In the Classification Tab:

  1. Input Tree File:  select the file containing the tree model. It can be a .tree or a .rules file. If you just ran the training process, this file is already in memory, and don't need to be reloaded, unless you want to use a different model.
  2. Vector Layer:  select the layer to be classified. It is important to remember that the column names of the attributes used in the tree must be the same in this layer.
  3. Class Column:  define the name of the new column where the predicted classes will be saved.

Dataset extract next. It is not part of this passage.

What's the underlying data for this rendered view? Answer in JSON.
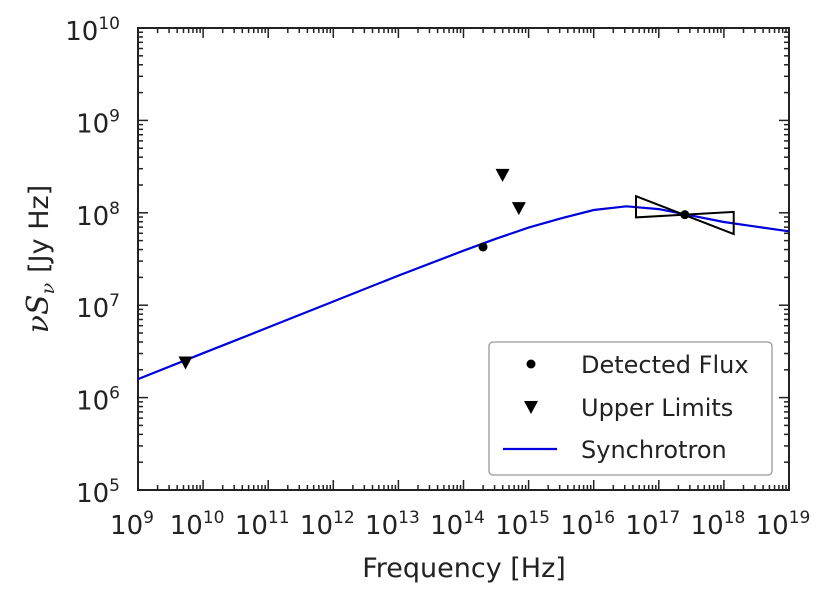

  4. Repository: define the repository to save the classification. Click (...) to save into an ESRI Shape File or (...) to save into a database. If you want to save in the same input layer, you don't need to select a repository here. Just don't change the output layer name.
  5. Layer Name:  define the name of the layer where the classification data will be saved. If you want to save in the same input layer, just don't change the name here. Otherwise, set here the name of the new layer to be created.
  6. CSV File (Optional):  Define an output CSV file if you want to save in this format. Click (...) to select the output CSV file.
  7. Click Run to perform the operation or Close to close the interface.